Но вот то, что внук лорда Станцеля недвусмысленно назвал Легину будущей королевой, это уже было непростительно! Как и то, что он сам узнал о существовании этих скандальных виршей слишком поздно, когда списки с них уже разлетелись по столице!
Старик сердито засопел, но тут же взял себя в руки. Легина здесь не причём. И пришёл он к ней по другому поводу.
Не зная, как подступиться к разговору, он принялся расспрашивать девочку о её делах и занятиях. Легина неохотно и односложно отвечала.
Разговор не клеился.
— А знаешь, зачем я к тебе пришёл? — решил он, наконец, подступиться к делу. — А давай-ка мы с тобой устроим, право, день рождения для Гины?
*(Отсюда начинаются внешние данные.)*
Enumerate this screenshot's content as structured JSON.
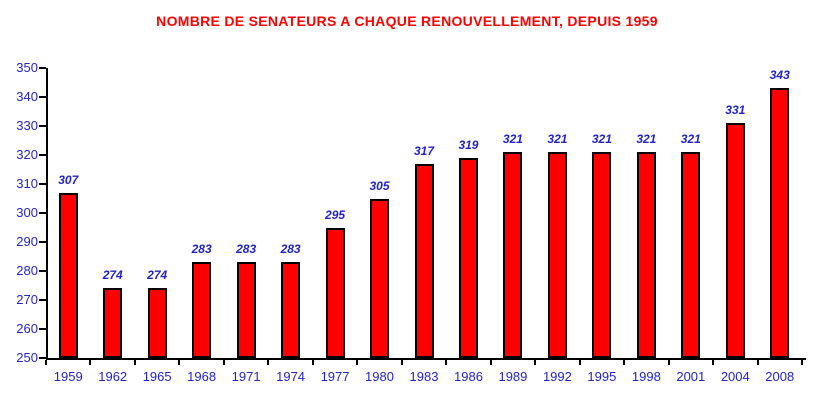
{
  "title": "NOMBRE DE SENATEURS A CHAQUE RENOUVELLEMENT, DEPUIS 1959",
  "chart_data": {
    "type": "bar",
    "title": "NOMBRE DE SENATEURS A CHAQUE RENOUVELLEMENT, DEPUIS 1959",
    "categories": [
      "1959",
      "1962",
      "1965",
      "1968",
      "1971",
      "1974",
      "1977",
      "1980",
      "1983",
      "1986",
      "1989",
      "1992",
      "1995",
      "1998",
      "2001",
      "2004",
      "2008"
    ],
    "values": [
      307,
      274,
      274,
      283,
      283,
      283,
      295,
      305,
      317,
      319,
      321,
      321,
      321,
      321,
      321,
      331,
      343
    ],
    "xlabel": "",
    "ylabel": "",
    "ylim": [
      250,
      350
    ],
    "ytick_step": 10,
    "grid": false,
    "legend": "none",
    "colors": {
      "title": "#ff0000",
      "bar_fill": "#ff0000",
      "bar_border": "#000000",
      "axis": "#000000",
      "tick_labels": "#2222cc",
      "value_labels": "#2222cc",
      "background": "#ffffff"
    }
  }
}
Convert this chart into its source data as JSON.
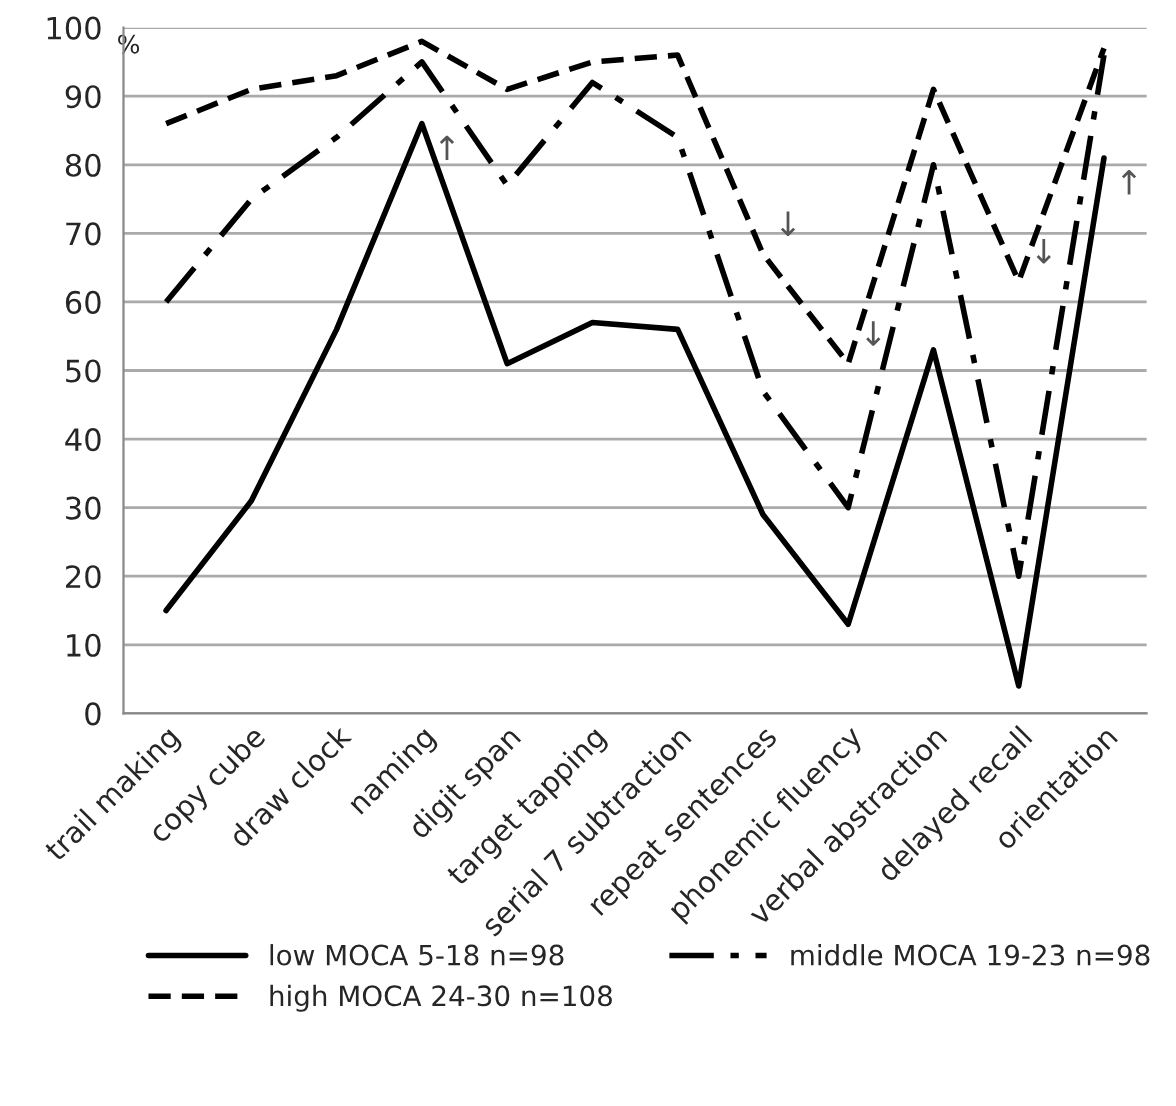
{
  "chart_data": {
    "type": "line",
    "ylabel": "%",
    "categories": [
      "trail making",
      "copy cube",
      "draw clock",
      "naming",
      "digit span",
      "target tapping",
      "serial 7 subtraction",
      "repeat sentences",
      "phonemic fluency",
      "verbal abstraction",
      "delayed recall",
      "orientation"
    ],
    "series": [
      {
        "name": "low MOCA 5-18 n=98",
        "color": "#000000",
        "line_style": "solid",
        "values": [
          15,
          31,
          56,
          86,
          51,
          57,
          56,
          29,
          13,
          53,
          4,
          81
        ]
      },
      {
        "name": "middle MOCA 19-23 n=98",
        "color": "#000000",
        "line_style": "dashdot",
        "values": [
          60,
          75,
          84,
          95,
          77,
          92,
          84,
          47,
          30,
          80,
          20,
          96
        ]
      },
      {
        "name": "high MOCA 24-30 n=108",
        "color": "#000000",
        "line_style": "dashed",
        "values": [
          86,
          91,
          93,
          98,
          91,
          95,
          96,
          67,
          51,
          91,
          63,
          97
        ]
      }
    ],
    "annotations": [
      {
        "text": "↑",
        "x": "naming",
        "y": 86
      },
      {
        "text": "↓",
        "x": "repeat sentences",
        "y": 67
      },
      {
        "text": "↓",
        "x": "phonemic fluency",
        "y": 51
      },
      {
        "text": "↓",
        "x": "delayed recall",
        "y": 63
      },
      {
        "text": "↑",
        "x": "orientation",
        "y": 81
      }
    ],
    "ylim": [
      0,
      100
    ],
    "yticks": [
      0,
      10,
      20,
      30,
      40,
      50,
      60,
      70,
      80,
      90,
      100
    ],
    "grid": "y",
    "legend": "bottom",
    "marker": "none"
  }
}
И он заблаговременно-довольно выпрямился, ожидая от девочки удивленных возгласов и радостных восклицаний. Но Легина даже не улыбнулась. Она подняла на него свои большие и серьёзные глаза, словно пытаясь прочитать в его лице что-то важное для неё. Не сумев сделать этого, она негромко вздохнула и спросила:
— А ты когда-нибудь влюблялся?
Мажордом сначала опешил — но уже в следующее мгновение давал себе твёрдое обещание, прямо сегодня приказать собрать все сведения обо всех соучениках Легины! Особенно о том самом Эд-Тончи!